La Française: Which asset classes are likely to benefit from lower rates?

La Française: Which asset classes are likely to benefit from lower rates?

Interest Rates Equity
Aandelenkoersen

Since the beginning of the year, there has been a repricing of the short end of the yield curve. Markets are now eagerly awaiting communication by major central banks as per the timing of the first rate cuts, which should begin in June. That being said, while June may be good in terms of timing, nothing is set in stone.

Central banks continue to emphasize that their future decisions will depend on economic data and that they still need to be reassured about the future of inflation in general and wage inflation in particular. For the European Central Bank (ECB), European data will therefore be paramount but not only. US data will be equally important as the ECB appears reluctant to start a rate cutting cycle independently of the Federal Reserve (Fed).

This lack of confidence on the part of central banks is reflected in the volatility of rates, which are still very high even if they are falling, and is also reflected in investors' expectations. The option market indicates that while June is indeed the most likely date to begin to cut rates, there is still a wide dispersion of opinion.

It is therefore important for certain types of investors, including asset managers, to see the rate cut cycle actually begin in order to be reassured about the direction of future investments and asset allocations.
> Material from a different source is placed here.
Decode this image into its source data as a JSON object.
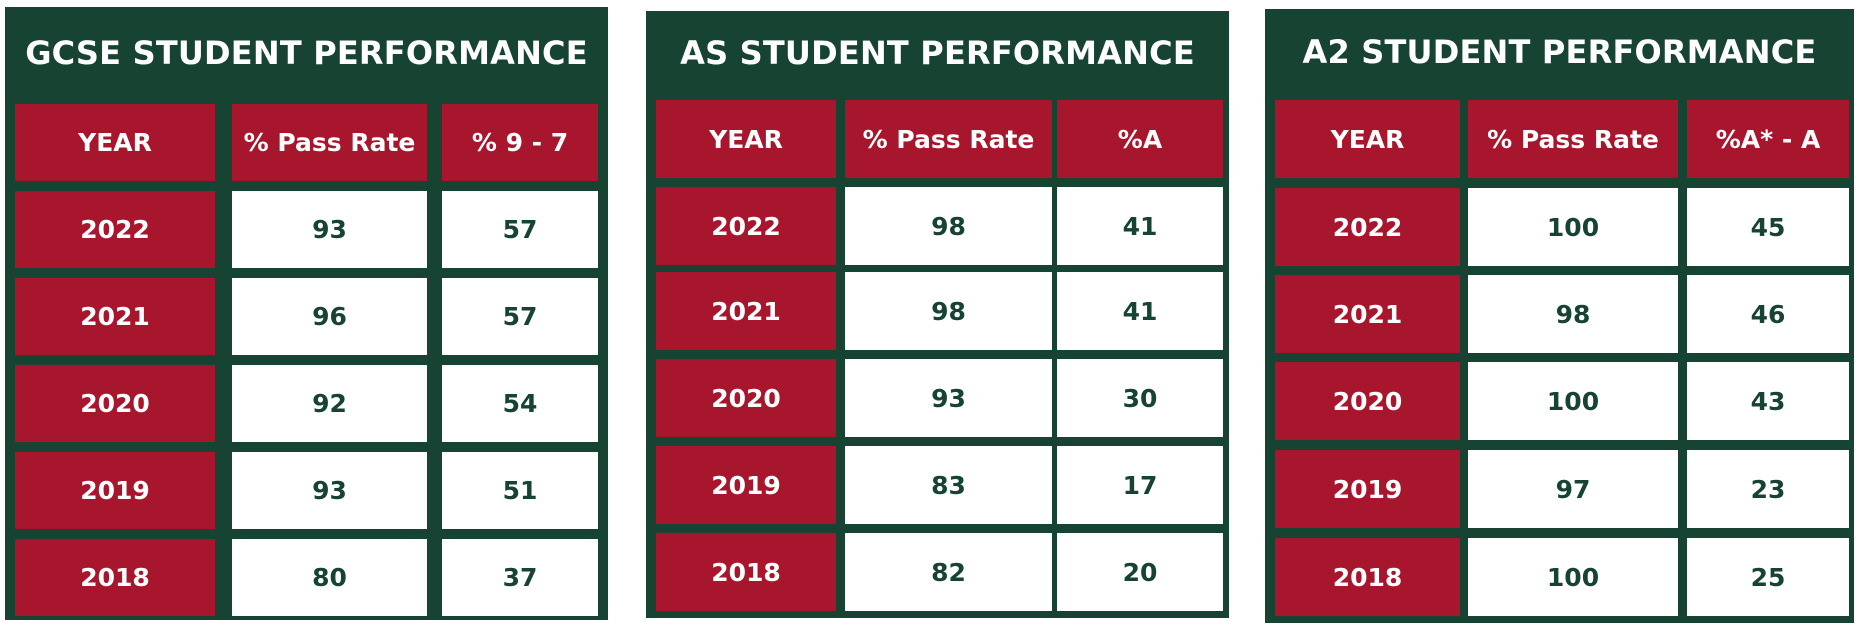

With regard to equity markets, we believe that certain sectors which have suffered particularly since the beginning of rate hikes in 2022 could benefit from the coming rate cuts:

  • Listed European Real Estate. With a drop of 37% over the period from 5 January 2022 to 19 March 2024, while the index (Stoxx 600) was advancing marginally, the listed European real estate sector is probably the one that has suffered the most from the rise in bond yields. The chart below illustrates the sector's correlation to interest rate movements. For the sector, it is critical to witness the start of interest rate normalization as well as a decline in long-term rates. The terminal rate is now around 2.60% (EUR 5y5y swap rate) in the Eurozone. A return to 1.5-2% (what we consider as ‘neutral’ in the Eurozone) would be necessary in the medium term for the sector to outperform the market. As an asset manager, we believe this is a possibility, even if the moves are not linear.
  • Utilities: There has also been a notable underperformance since early 2022, with a decline of 10% over the same period as mentioned above: a logical decline for a sector with steady revenues. Beyond the disruptions linked to the war between Russia and Ukraine, the sector could benefit from the drop in future rates if the latter is the result of a decline in inflation risk.
  • Food and beverages sector was impacted by rising rates as well as weather events and the war in Ukraine. The underperformance was significant with an 18% fall over the same period. Given the sector's weak growth and historically high and stable dividends, this sector will probably benefit from a fall in long rates. However, rising rates are not the only factor behind its underperformance (for example, higher gas prices and fertilizer prices). Rate cuts from October to December 2023, for example, failed to lift market optimism, on the contrary.
  • Technology and healthcare: These sectors have not suffered from the rise in rates and paradoxically even stand to benefit! Often characterized as long duration sectors, technology and healthcare have benefited from the Covid crisis and the boom in artificial intelligence, attracting investments and generating profits. Valuations may be somewhat higher than elsewhere, but we see no reason why these companies would not also benefit from a future rate cut.
  • Concerning Bond markets, everything will depend on why interest rates fall. If rates fall because inflation is declining, then the broader bond market should benefit from policy normalization. If rates, on the other hand, fall because the economy weakens significantly, then we are likely to see a widening of spreads (the difference in interest rates between a bond and a risk-free bond), which will obviously be negative for corporate bonds and especially for high yield bonds.
  • Finally, monetary policy normalization is likely to be positive for commodities due to its positive impact on the economy. This will be even more true if the beginning of the economic recovery, which seems to be taking place in the eurozone, proves to be sustainable, as we believe will be the case.